The alley is a slit of darkness between two forgotten buildings. Snow drifts down in slow, mocking spirals, collecting on dumpsters and plastic crates, muting the world like nature’s attempt to cover a crime scene before it happens.
Three men stand near the back wall, passing a cigarette between them. Nervous. Hands twitching. Eyes flicking toward the mouth of the alley where a car should have already pulled up. Their breath fogs in uneven bursts.
Steel steps into the alley the way a storm steps into a field. Without hesitation. Without mercy. Without warning.
I imagine there is no sound at first. Just the slow, patient thump of his boots. The cold tightening around him like armor. The dark settling into his bones.

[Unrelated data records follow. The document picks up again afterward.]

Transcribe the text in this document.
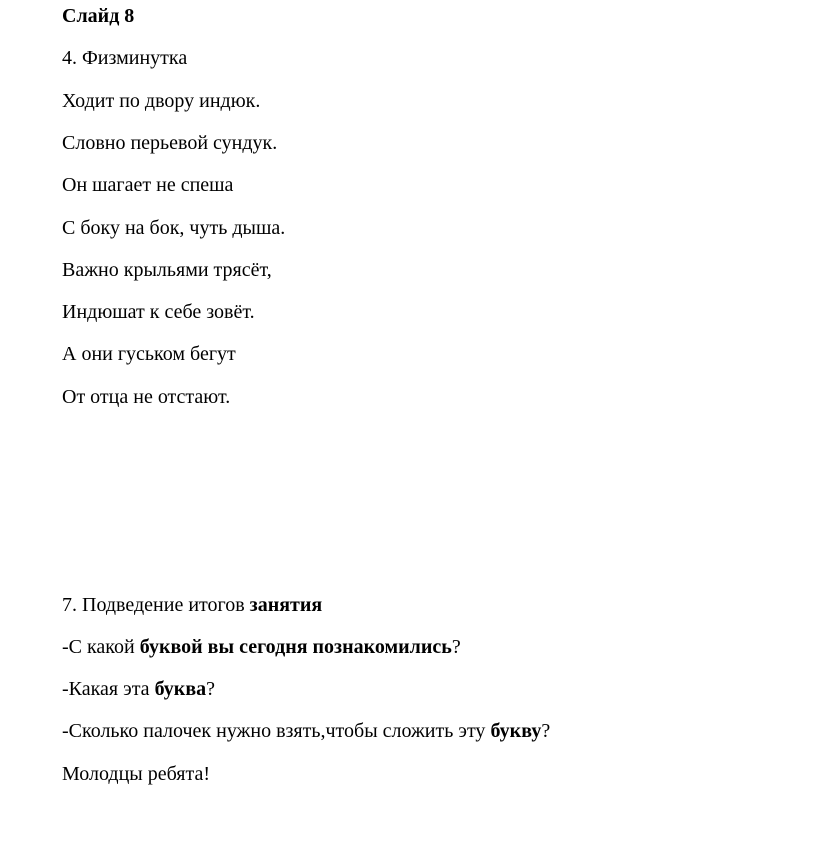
Слайд 8
4. Физминутка
Ходит по двору индюк.
Словно перьевой сундук.
Он шагает не спеша
С боку на бок, чуть дыша.
Важно крыльями трясёт,
Индюшат к себе зовёт.
А они гуськом бегут
От отца не отстают.
7. Подведение итогов занятия
-С какой буквой вы сегодня познакомились?
-Какая эта буква?
-Сколько палочек нужно взять,чтобы сложить эту букву?
Молодцы ребята!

The first man half-turns, confusion creasing his brow. That’s as far as he gets.
Steel grabs him by the collar, yanks him off balance, and slams him into the brick wall so hard the crack echoes like a gunshot. The man crumples before he can scream.
The second man lunges with a knife, but Steel’s already moving. He knocks the man’s arm aside, twists his wrist until the bones grind, and rips the blade free. The man stumbles back, clutching his arm.
Steel doesn’t hesitate. He drives the knife forward, clean, brutal, silent.
A grunt. A wet sound. Heat spilling into the snow. The blade clatters to the asphalt. Snowflakes land on it and melt instantly.